The value of their service

Further to their explanation that their pricing hasn’t changed in a while, Betterment support cited new features as justification for the price increase:

In addition to expanding our offerings to include joint accounts and trust accounts, below is a partial list of all the features we’ve added since then for all of our customers. Even though our fees have increased, we believe the value that we provide to our customers has increased even more through our features [such as RetireGuide, Tax Loss Harvesting+, and Tax-Coordinated Portfolio]

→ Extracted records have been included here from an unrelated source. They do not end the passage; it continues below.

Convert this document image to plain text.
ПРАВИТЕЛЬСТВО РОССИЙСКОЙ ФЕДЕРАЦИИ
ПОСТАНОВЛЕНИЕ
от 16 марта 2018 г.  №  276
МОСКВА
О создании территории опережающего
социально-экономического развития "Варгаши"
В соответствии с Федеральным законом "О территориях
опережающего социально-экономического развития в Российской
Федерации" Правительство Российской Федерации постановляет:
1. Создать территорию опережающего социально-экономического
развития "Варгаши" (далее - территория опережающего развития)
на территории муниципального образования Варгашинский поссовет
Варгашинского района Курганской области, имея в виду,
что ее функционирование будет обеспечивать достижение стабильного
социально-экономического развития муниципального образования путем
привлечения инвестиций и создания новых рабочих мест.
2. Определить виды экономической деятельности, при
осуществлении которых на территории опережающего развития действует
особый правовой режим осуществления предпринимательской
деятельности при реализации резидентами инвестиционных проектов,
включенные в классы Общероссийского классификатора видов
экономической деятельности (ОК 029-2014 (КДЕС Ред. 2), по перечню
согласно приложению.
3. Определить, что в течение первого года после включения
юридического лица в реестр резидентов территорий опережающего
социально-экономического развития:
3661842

While this is absolutely true, and I completely agree that these new features have brought more value to their service, it’s important to point out that as I make money, they make money. Remember: they earn money as a percentage of my account balance. So as the value of my money increases, so does their cut. So even if you forget that fact that they should improve their value over time in order to stay competitive (you know, with investing in those same funds directly), their doing so is valuable to them as much as their customers.

Punishing those most invested

The final point for why this doesn’t make sense is the one that I take the hardest. I’ve had money in Betterment for years. It’s taken me quite a lot of aggressive saving, including several rollovers, to reach their top tier, reserved for those with $100k or more. In fact, I rolled over a beefy 401k earlier this month and put in a few thousand more to finally reach that long-awaited $100k benchmark. And not a month later, after having reached the top tier, they effectively bumped me back down.

This change will likely get them more customers in the <$10k range, because the pricing is lower, and won’t make a difference to those in the previously-middle tier. Further, it simplifies their pricing and focuses their offering on their human services in the form of advice. I have no idea what percent of their customer base was in that top tier before, but I will say without a doubt that it affected my relationship with Betterment deeply when they rewarded my loyalty with a price increase which they did not give to those with a lower investment.

Where to go from here

It’s realistically unlikely that I’ll change my investment strategy. Betterment still has the best returns, the best ease of use, and the most transparent practices. But this change isn’t insignificant: already, I had to convince myself (and others) that their fees were worth paying so much more than the expense ratios in the underlying funds, and I’ll soon need to re-evaluate. And I can’t help but feel burned, knowing that they punished those most invested in them, and rewarded those least.